In reply Hunter led the way down the stairs to the place where the stain on the stair rail stood out, ugly and distinct. He put his own heavy hand on the rail just below it.

"Suppose," he said, "suppose you grip something very hard, what happens to your hand?"

"It spreads," I acknowledged, seeing what he meant.

"Now, look at that stain. Look at the short fingers--why, it's a child's hand beside mine. The breadth is from pressure. It might be figured out this way. The fingers, you notice, point down the stairs. In some way, let us say, the burglar, for want of a better name, gets into the house.

He used a ladder resting against that window by the chest of drawers."

"Ladder!" I exclaimed.

"Yes, there is a pruning ladder there. Now then--he comes down these stairs, and he has a definite object. He knows of something valuable in that cubby hole over the mantel in Miss Jane's room. How does he get in?

The door into the upper hall is closed and bolted, but the door into the bath-room is open. From there another door leads into the bedroom, and it has no bolt--only a key. That kind of a lock is only a three-minutes delay, or less. Now then, Miss Maitland was a light sleeper. When she wakened she was too alarmed to scream; she tried to get to the door and was intercepted. Finally she got out the way the intruder got in, and ran along the hall. Every door was locked. In a frenzy she ran up the attic stairs and was captured up there. Which bears out Miss Margery's story of the footsteps back and forward."

"Good heavens, what an awful thing!" I gasped. "And I was sitting smoking just across the hall."

"He brings her down the stairs again, probably half dragging her. Once, she catches hold of the stair rail, and holds desperately to it, leaving the stain here."

"But why did he bring her down?" I asked bewildered. "Why wouldn't he take what he was after and get away?"

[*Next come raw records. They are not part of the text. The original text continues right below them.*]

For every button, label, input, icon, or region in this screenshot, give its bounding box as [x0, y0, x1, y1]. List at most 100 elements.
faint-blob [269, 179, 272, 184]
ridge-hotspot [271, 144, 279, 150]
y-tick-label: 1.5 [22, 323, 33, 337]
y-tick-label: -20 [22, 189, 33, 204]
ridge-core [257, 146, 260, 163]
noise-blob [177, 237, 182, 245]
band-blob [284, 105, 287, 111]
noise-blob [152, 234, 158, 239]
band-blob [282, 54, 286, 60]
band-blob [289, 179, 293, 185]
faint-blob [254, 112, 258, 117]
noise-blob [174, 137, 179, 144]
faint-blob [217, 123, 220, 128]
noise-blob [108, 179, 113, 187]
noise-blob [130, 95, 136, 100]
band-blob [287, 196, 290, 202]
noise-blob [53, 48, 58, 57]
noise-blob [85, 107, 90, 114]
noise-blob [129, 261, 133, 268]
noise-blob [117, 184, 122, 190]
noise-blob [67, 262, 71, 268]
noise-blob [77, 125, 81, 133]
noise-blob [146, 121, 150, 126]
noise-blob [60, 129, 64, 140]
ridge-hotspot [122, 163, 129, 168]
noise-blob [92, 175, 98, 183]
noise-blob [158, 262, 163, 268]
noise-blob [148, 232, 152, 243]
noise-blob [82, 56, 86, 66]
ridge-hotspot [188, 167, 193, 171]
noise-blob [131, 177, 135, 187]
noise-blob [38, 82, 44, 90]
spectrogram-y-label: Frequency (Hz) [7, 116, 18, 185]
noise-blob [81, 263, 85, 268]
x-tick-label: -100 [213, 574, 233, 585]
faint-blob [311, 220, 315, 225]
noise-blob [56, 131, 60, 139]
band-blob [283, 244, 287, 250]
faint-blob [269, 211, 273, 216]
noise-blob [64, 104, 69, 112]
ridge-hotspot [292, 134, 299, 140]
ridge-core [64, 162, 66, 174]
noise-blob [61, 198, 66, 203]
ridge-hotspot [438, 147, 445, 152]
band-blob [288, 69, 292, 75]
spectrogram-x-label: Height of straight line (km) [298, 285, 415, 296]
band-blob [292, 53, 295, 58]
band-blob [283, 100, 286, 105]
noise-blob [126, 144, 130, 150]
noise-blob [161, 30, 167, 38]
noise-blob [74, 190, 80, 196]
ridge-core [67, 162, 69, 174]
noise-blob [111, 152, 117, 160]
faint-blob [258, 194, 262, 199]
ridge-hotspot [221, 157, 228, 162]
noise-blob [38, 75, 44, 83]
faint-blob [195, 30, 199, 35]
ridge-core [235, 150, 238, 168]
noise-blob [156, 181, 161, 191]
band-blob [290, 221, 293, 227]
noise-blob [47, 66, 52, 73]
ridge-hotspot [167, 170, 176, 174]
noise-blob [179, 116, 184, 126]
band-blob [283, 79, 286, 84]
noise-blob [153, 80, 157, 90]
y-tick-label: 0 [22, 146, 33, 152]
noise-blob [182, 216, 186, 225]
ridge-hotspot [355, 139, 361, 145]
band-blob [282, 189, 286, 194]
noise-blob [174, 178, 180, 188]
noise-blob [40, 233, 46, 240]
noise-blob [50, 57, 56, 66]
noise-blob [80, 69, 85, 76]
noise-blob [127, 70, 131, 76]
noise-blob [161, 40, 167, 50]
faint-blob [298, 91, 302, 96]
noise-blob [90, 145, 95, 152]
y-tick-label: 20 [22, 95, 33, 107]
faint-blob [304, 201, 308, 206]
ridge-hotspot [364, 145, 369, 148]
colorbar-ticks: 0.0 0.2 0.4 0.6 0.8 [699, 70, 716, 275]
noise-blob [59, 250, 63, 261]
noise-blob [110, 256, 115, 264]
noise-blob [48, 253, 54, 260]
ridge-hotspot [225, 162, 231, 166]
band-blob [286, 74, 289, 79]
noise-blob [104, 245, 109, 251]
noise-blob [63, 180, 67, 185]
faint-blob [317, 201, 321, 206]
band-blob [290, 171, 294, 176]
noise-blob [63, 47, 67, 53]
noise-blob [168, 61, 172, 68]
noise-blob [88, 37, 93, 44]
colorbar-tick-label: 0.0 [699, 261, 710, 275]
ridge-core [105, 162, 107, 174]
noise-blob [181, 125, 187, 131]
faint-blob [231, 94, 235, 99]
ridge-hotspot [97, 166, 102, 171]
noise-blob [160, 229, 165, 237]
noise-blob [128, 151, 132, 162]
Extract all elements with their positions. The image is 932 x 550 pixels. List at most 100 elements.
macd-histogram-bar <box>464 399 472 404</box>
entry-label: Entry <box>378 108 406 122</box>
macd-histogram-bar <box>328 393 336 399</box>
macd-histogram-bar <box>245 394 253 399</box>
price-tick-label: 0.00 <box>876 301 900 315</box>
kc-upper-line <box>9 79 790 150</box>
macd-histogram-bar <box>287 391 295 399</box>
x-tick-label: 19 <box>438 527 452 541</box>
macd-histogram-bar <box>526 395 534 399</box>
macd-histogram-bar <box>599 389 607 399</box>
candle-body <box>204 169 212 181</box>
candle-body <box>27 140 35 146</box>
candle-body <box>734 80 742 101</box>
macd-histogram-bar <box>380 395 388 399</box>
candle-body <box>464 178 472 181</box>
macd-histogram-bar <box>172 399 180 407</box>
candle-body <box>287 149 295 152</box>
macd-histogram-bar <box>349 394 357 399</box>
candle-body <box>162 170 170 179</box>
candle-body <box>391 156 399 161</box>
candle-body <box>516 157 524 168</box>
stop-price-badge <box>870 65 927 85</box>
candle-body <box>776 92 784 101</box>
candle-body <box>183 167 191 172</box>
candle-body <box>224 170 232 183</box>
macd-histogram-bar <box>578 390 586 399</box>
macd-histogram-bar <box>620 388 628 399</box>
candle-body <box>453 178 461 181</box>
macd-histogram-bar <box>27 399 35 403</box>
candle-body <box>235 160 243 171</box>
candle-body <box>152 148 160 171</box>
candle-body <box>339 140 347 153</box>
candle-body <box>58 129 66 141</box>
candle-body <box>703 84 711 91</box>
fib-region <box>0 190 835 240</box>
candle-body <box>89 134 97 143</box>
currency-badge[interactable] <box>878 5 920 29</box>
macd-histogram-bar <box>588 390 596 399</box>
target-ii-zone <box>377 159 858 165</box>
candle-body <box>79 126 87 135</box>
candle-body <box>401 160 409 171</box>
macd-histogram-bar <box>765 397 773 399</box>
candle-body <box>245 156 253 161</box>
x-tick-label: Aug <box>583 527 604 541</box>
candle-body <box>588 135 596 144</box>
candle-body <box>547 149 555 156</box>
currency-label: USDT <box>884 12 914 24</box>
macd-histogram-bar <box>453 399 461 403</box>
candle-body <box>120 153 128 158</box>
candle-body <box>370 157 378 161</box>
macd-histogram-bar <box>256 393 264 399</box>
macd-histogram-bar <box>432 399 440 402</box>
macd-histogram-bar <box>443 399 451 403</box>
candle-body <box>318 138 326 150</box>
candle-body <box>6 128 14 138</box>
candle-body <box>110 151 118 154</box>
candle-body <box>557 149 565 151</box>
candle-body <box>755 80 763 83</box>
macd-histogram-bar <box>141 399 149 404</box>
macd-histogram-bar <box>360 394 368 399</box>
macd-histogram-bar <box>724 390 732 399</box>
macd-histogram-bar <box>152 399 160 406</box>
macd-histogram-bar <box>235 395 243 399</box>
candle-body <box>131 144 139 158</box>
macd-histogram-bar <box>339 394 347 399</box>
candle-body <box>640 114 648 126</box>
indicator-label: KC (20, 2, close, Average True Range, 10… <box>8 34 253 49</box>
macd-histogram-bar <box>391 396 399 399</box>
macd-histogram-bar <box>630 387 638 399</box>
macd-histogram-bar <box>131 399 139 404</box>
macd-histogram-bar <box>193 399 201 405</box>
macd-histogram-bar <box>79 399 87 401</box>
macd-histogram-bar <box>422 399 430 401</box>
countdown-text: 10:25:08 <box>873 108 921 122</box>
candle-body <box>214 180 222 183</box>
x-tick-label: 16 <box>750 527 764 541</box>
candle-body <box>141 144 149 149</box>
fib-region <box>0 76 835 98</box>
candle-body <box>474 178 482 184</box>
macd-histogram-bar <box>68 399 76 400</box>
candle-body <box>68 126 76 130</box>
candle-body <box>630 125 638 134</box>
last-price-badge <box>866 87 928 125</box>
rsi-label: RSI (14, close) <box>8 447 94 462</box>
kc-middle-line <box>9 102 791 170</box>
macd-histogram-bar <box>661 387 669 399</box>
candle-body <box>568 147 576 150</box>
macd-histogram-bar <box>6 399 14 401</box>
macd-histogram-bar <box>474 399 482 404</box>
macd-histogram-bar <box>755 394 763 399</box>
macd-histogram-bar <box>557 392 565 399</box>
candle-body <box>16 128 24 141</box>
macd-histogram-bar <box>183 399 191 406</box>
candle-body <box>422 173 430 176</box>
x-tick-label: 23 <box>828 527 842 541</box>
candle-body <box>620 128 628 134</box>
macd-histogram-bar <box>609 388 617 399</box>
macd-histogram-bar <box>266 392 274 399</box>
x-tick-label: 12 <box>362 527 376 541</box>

Hunter smoked and meditated.

"She probably had to get the key of the iron door," he suggested. "It was hidden, and time was valuable. If there was a scapegrace member of the family, for instance, who knew where the old lady kept money, and who needed it badly; who knew all about the house, and who--"

"Fleming!" I exclaimed, aghast.

"Or even our young friend, Wardrop," Hunter said quietly. "He has an hour to account for. The trying to get in may have been a blind, and how do you know that what he says was stolen out of his satchel was not what he had just got from the iron box over the mantel in Miss Maitland's room?"

I was dizzy with trying to follow Hunter's facile imagination. The thing we were trying to do was to find the old lady, and, after all, here we brought up against the same _impa.s.se_.